Bundesgerichtshof Urteil14.11.2014

Beschlagnahme endet mit Abschluss eines Strafverfahrens: Bei einer Wohnungs­durch­suchung beschlagnahmtes Geld ist an Ehegatten zurückzugebenBGH zur Rückgabe von Beweismitteln nach Ende des Strafverfahrens

Der Bundes­ge­richtshof hatte darüber zu entscheiden, an wen die Rückgabe von Beweismitteln zu erfolgen hat, die im Rahmen eines gegen einen Ehegatten gerichteten Strafverfahrens in der gemeinsamen Wohnung der Eheleute beschlagnahmt wurden.

Dem Fall lag folgender Sachverhalt zugrunde: Im Januar 2007 ließ die Staats­an­walt­schaft im Rahmen eines Ermitt­lungs­ver­fahrens gegen den Ehemann der Klägerin wegen Verstoßes gegen das Betäu­bungs­mit­tel­gesetz die Wohnung der Eheleute durchsuchen. Dabei wurden in der Küche - versteckt in einer Kunststoffdose - 42.300 Euro in bar gefunden. Das Geld wurde als Beweismittel sichergestellt, beschlagnahmt und auf ein Konto der Landes­jus­tizkasse eingezahlt. Der Ehemann wurde zu einer Haftstrafe von dreizehn Jahren verurteilt. Dabei wurde der sogenannte Werter­satz­verfall in Höhe von 30.500 Euro angeordnet. Die Staats­an­walt­schaft erklärte hinsichtlich des sicher­ge­stellten Betrags die Aufrechnung mit den Verfah­rens­kosten des Strafverfahrens und dem Werter­satz­verfall. Die Klägerin behauptet jedoch, nicht ihr Mann, sondern sie sei Eigentümerin des Geldes gewesen. Es habe sich um Arbeitslohn gehandelt, den sie in der Ehewohnung versteckt habe, weil sie aufgrund ihrer Lebens­ge­schichte kein Vertrauen zu Banken habe. Die Hälfte des Geldes hat die Klägerin zurückerhalten. Ihre Klage auf Zahlung der verbleibenden 21.150 Euro hat das Landgericht abgewiesen; die Berufung zum Oberlan­des­gericht war erfolglos. Das Oberlan­des­gericht hat nicht feststellen können, ob das Geld dem Ehemann oder der Ehefrau gehörte, war aber der Meinung, der Zahlungs­an­spruch gegen die Staatskasse könne aufgeteilt werden und die Klägerin habe den ihr zustehenden hälftigen Anteil bereits erhalten.

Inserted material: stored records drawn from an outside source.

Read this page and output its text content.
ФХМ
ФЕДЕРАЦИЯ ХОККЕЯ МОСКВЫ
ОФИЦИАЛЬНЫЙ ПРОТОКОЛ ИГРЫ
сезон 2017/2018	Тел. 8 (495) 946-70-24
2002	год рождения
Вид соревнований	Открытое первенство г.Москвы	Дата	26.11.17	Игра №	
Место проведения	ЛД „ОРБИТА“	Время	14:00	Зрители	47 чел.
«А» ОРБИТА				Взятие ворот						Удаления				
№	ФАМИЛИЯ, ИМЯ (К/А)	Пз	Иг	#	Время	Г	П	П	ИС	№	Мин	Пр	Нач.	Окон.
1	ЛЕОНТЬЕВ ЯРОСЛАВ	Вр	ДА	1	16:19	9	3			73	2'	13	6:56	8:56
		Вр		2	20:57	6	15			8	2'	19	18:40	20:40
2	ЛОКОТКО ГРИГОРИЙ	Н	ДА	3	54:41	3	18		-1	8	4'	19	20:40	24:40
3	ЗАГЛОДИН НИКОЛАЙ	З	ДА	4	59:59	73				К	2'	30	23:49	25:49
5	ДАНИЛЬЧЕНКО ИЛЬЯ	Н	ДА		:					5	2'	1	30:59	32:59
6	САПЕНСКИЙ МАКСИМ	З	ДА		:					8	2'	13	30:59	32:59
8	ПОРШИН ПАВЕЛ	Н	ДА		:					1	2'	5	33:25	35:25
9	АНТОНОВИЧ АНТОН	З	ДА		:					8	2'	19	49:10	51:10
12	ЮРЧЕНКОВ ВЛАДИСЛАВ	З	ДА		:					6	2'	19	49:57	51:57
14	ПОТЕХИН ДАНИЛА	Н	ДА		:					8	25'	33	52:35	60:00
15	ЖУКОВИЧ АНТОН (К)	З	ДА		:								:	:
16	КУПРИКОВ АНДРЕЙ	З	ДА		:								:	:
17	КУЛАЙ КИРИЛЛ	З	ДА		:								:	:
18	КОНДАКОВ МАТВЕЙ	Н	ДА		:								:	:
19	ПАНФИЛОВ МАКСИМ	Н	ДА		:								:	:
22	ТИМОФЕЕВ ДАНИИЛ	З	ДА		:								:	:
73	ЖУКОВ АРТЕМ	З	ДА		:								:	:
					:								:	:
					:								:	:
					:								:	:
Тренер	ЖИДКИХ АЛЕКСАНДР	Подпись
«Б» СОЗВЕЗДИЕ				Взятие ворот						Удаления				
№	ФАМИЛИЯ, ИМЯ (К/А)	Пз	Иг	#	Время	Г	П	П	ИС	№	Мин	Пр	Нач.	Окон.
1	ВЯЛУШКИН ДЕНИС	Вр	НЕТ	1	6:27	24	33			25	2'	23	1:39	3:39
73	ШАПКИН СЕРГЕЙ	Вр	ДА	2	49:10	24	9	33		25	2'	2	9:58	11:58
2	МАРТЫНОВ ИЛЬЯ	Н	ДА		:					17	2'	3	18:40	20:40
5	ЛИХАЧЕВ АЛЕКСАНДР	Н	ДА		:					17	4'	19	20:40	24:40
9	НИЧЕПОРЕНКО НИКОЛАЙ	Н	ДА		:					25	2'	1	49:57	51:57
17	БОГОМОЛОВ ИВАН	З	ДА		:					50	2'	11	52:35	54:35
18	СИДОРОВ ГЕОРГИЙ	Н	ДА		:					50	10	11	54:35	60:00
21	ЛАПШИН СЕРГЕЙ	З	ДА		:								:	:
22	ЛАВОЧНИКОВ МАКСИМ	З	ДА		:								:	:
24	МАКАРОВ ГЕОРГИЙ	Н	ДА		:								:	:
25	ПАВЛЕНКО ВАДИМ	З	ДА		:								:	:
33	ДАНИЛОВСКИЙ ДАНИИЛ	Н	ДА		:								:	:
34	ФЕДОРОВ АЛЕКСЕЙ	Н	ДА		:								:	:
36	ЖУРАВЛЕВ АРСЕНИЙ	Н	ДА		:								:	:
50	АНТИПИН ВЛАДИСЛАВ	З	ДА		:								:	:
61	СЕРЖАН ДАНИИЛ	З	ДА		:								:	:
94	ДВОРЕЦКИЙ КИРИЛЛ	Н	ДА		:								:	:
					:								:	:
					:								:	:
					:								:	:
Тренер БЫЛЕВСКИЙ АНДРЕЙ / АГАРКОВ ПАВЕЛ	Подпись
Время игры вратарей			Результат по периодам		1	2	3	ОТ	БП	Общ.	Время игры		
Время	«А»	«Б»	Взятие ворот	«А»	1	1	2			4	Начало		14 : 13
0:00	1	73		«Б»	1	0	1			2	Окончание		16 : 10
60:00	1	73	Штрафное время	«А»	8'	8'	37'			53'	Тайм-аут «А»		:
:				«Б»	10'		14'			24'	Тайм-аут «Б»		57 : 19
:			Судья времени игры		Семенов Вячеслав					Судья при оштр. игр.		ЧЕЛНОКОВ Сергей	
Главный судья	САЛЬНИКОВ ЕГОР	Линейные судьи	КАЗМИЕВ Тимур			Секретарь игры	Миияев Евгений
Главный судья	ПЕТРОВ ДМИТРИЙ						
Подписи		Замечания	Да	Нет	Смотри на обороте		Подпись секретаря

Rückgabe förmlicher Beschlagnahmen zu Beweiszwecken stellt öffentlich-rechtliche Verpflichtung der Straf­ver­fol­gungs­be­hörden dar

Der Bundes­ge­richtshof hat das Urteil auf die Revision der Klägerin hin aufgehoben und die Sache an das Oberlan­des­gericht zurückverwiesen. Das Gericht entschied, dass die Beschlagnahme mit Abschluss des Strafverfahrens endete. Das Geld muss zurückgegeben bzw. Wertersatz geleistet werden, weil es (nur) als mögliches Beweismittel beschlagnahmt wurde; weder ist in dem Strafurteil der Verfall angeordnet worden - was den Nachweis vorausgesetzt hätte, dass das Geld aus den Straftaten herrührte - noch ist eine Pfändung des Geldes aufgrund eines dinglichen Arrests nach der Straf­pro­zess­ordnung erfolgt. Die Rückgabe nach dem Ende einer förmlichen Beschlagnahme zu Beweiszwecken stellt eine öffentlich-rechtliche Verpflichtung der Straf­ver­fol­gungs­be­hörden dar. Nach dem Resti­tu­ti­o­ns­ge­danken muss der Zustand wieder­her­ge­stellt werden, der vor der Beschlagnahme bestand; daher muss der Gegenstand grundsätzlich an den letzten Gewahr­sams­inhaber zurückgegeben werden. Zwar wird bei der gegen einen Ehegatten gerichteten Zwangs­voll­streckung gemäß § 1362 BGB* zugunsten der Gläubiger vermutet, dass die im Besitz eines Ehegatten oder beider Ehegatten befindlichen beweglichen Sachen dem Schuldner gehören. Diese Bestimmung bezieht sich aber nicht auf eine straf­pro­zessuale Beschlagnahme zu Beweiszwecken, weil es insoweit unerheblich ist, in wessen Eigentum das Beweismittel steht. Im Grundsatz ist es nicht die Aufgabe des Strafverfahrens, die Eigentums- und Besitz­ver­hältnisse an Sachen, die für die Zwecke des Verfahrens vorübergehend in amtlichen Gewahrsam gebracht worden sind, unter den Beteiligten zu regeln. Danach wäre den Eheleuten der Mitgewahrsam - der im Zeitpunkt der Beschlagnahme bestand - wieder einzuräumen, wenn die Geldscheine noch vorhanden wären. Da das beschlagnahmte Bargeld auf ein Konto eingezahlt worden ist, haben sie nunmehr einen entsprechenden Zahlungs­an­spruch.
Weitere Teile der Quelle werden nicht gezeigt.